Dates and Venue 31 May & 1 June 2013, 8pm | Orpheum Theatre
Conductor Jeff Tyzik Featured performer Byron Stripling - trumpet/vocals Guest musicians Bobby Floyd - piano & B3 organ, Bob Breithaupt - percussion, Rene Worst - bass, Jack Stafford - saxaphone
Reviewer John Jane
Just a few minutes after eight-o’clock, charismatic performer Byron Stripling walked out onto the Orpheum stage with Jeff Tyzik, waved at the audience, then immediately blew his horn to the strains of “After You’ve Gone” (and left me crying). Stripling is such a frequent featured performer with the orchestra that Maestro Tyzik felt he that had no need to introduce him.
Unlike most guest musicians that come to Vancouver to perform with the Vancouver Symphony Orchestra, Stripling remained on stage for the entire concert. He even gave the Maestro a night off from compère duties, no doubt believing that he had the best handle on music originating from “the birthplace of jazz.”
After the opener, the trumpet-master wasted little time in bounding straight into a spirited “Bourbon Street Parade” and a rumbling version of “Sometimes I Feel like a Motherless Child.” Stripling then went on to combine his singing chops with his amazing horn-blowing with a bluesy Satchmo-style rendition of "St. James Infirmary Blues" that featured a saxophone solo by guest musician Jack Stafford.
Stopping for a moment to catch his breath, Stripling revealed to the audience that he and the orchestra would be performing music that pays homage to Sidney Bechet, Louis Armstrong and Jelly Roll Morton – three paramount exponents of New Orleans jazz.
The second set saw young clarinetist Jeanette Jonquil and trombone player Matthew Crozier join the irrepressible entertainer at centre stage for a couple of Jelly Roll Morton tunes: “Jungle Blues” and “Black Bottom Stomp.”

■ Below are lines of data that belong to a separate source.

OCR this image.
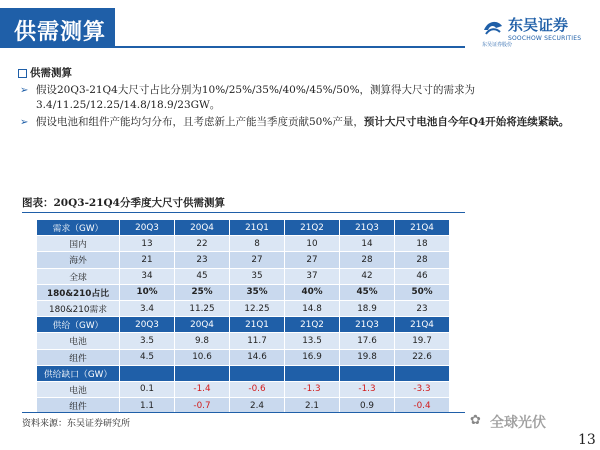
供需测算	东吴证券
SOOCHOW SECURITIES
东吴证券股份
供需测算
➢ 假设20Q3-21Q4大尺寸占比分别为10%/25%/35%/40%/45%/50%，测算得大尺寸的需求为3.4/11.25/12.25/14.8/18.9/23GW。
➢ 假设电池和组件产能均匀分布，且考虑新上产能当季度贡献50%产量，预计大尺寸电池自今年Q4开始将连续紧缺。
图表：20Q3-21Q4分季度大尺寸供需测算
需求（GW）	20Q3	20Q4	21Q1	21Q2	21Q3	21Q4
国内	13	22	8	10	14	18
海外	21	23	27	27	28	28
全球	34	45	35	37	42	46
180&210占比	10%	25%	35%	40%	45%	50%
180&210需求	3.4	11.25	12.25	14.8	18.9	23
供给（GW）	20Q3	20Q4	21Q1	21Q2	21Q3	21Q4
电池	3.5	9.8	11.7	13.5	17.6	19.7
组件	4.5	10.6	14.6	16.9	19.8	22.6
供给缺口（GW）						
电池	0.1	-1.4	-0.6	-1.3	-1.3	-3.3
组件	1.1	-0.7	2.4	2.1	0.9	-0.4
资料来源：东吴证券研究所	✿ 全球光伏
13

The hitherto frantic tempo, suddenly downturned with Bobby Floyd’s piano solo of an unconventional variation of "Battle Hymn of the Republic." I found that Floyd’s over-extended, heavily improvised interpretation was a trifle indulgent.
Fortunately, Maestro Tyzik and Byron Stripling picked up the pace again with a slick rendition of "Blueberry Hill." The definitive interpretation of this song is undoubtedly by New Orleans native, Fats Domino, but it’s been covered by everyone from Gene Autry (the original) to Vladimir Putin (the Russian premier).

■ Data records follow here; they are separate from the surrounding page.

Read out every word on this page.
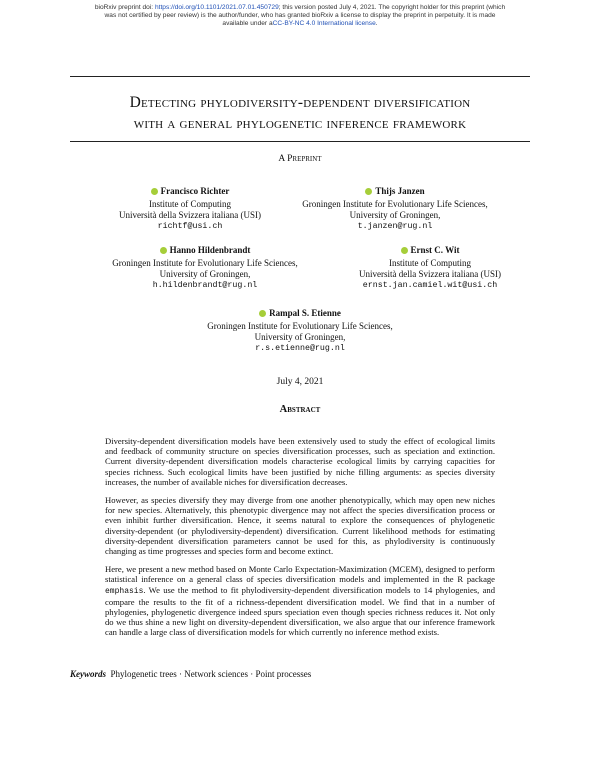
bioRxiv preprint doi: https://doi.org/10.1101/2021.07.01.450729; this version posted July 4, 2021. The copyright holder for this preprint (which
was not certified by peer review) is the author/funder, who has granted bioRxiv a license to display the preprint in perpetuity. It is made
available under aCC-BY-NC 4.0 International license.
Detecting phylodiversity-dependent diversification
with a general phylogenetic inference framework
A Preprint
Francisco Richter
Institute of Computing
Università della Svizzera italiana (USI)
richtf@usi.ch
Thijs Janzen
Groningen Institute for Evolutionary Life Sciences,
University of Groningen,
t.janzen@rug.nl
Hanno Hildenbrandt
Groningen Institute for Evolutionary Life Sciences,
University of Groningen,
h.hildenbrandt@rug.nl
Ernst C. Wit
Institute of Computing
Università della Svizzera italiana (USI)
ernst.jan.camiel.wit@usi.ch
Rampal S. Etienne
Groningen Institute for Evolutionary Life Sciences,
University of Groningen,
r.s.etienne@rug.nl
July 4, 2021
Abstract

Diversity-dependent diversification models have been extensively used to study the effect of ecological limits and feedback of community structure on species diversification processes, such as speciation and extinction. Current diversity-dependent diversification models characterise ecological limits by carrying capacities for species richness. Such ecological limits have been justified by niche filling arguments: as species diversity increases, the number of available niches for diversification decreases.

However, as species diversify they may diverge from one another phenotypically, which may open new niches for new species. Alternatively, this phenotypic divergence may not affect the species diversification process or even inhibit further diversification. Hence, it seems natural to explore the consequences of phylogenetic diversity-dependent (or phylodiversity-dependent) diversification. Current likelihood methods for estimating diversity-dependent diversification parameters cannot be used for this, as phylodiversity is continuously changing as time progresses and species form and become extinct.

Here, we present a new method based on Monte Carlo Expectation-Maximization (MCEM), designed to perform statistical inference on a general class of species diversification models and implemented in the R package emphasis. We use the method to fit phylodiversity-dependent diversification models to 14 phylogenies, and compare the results to the fit of a richness-dependent diversification model. We find that in a number of phylogenies, phylogenetic divergence indeed spurs speciation even though species richness reduces it. Not only do we thus shine a new light on diversity-dependent diversification, we also argue that our inference framework can handle a large class of diversification models for which currently no inference method exists.

Keywords Phylogenetic trees · Network sciences · Point processes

Stripling’s final vocal homage to the late, great Louis Armstrong was with “What a Wonderful World.” The trumpet player performed it with all the honest-to-goodness optimism of Satchmo’s original.
Byron Stripling, Maestro Tyzik and the orchestra marched off the stage to a Larry Cook arrangement of “When the Saints go Marchin’ in” leaving only Bobby Floyd, Bob Breithaupt and Rene Worst behind to play the last twelve bars.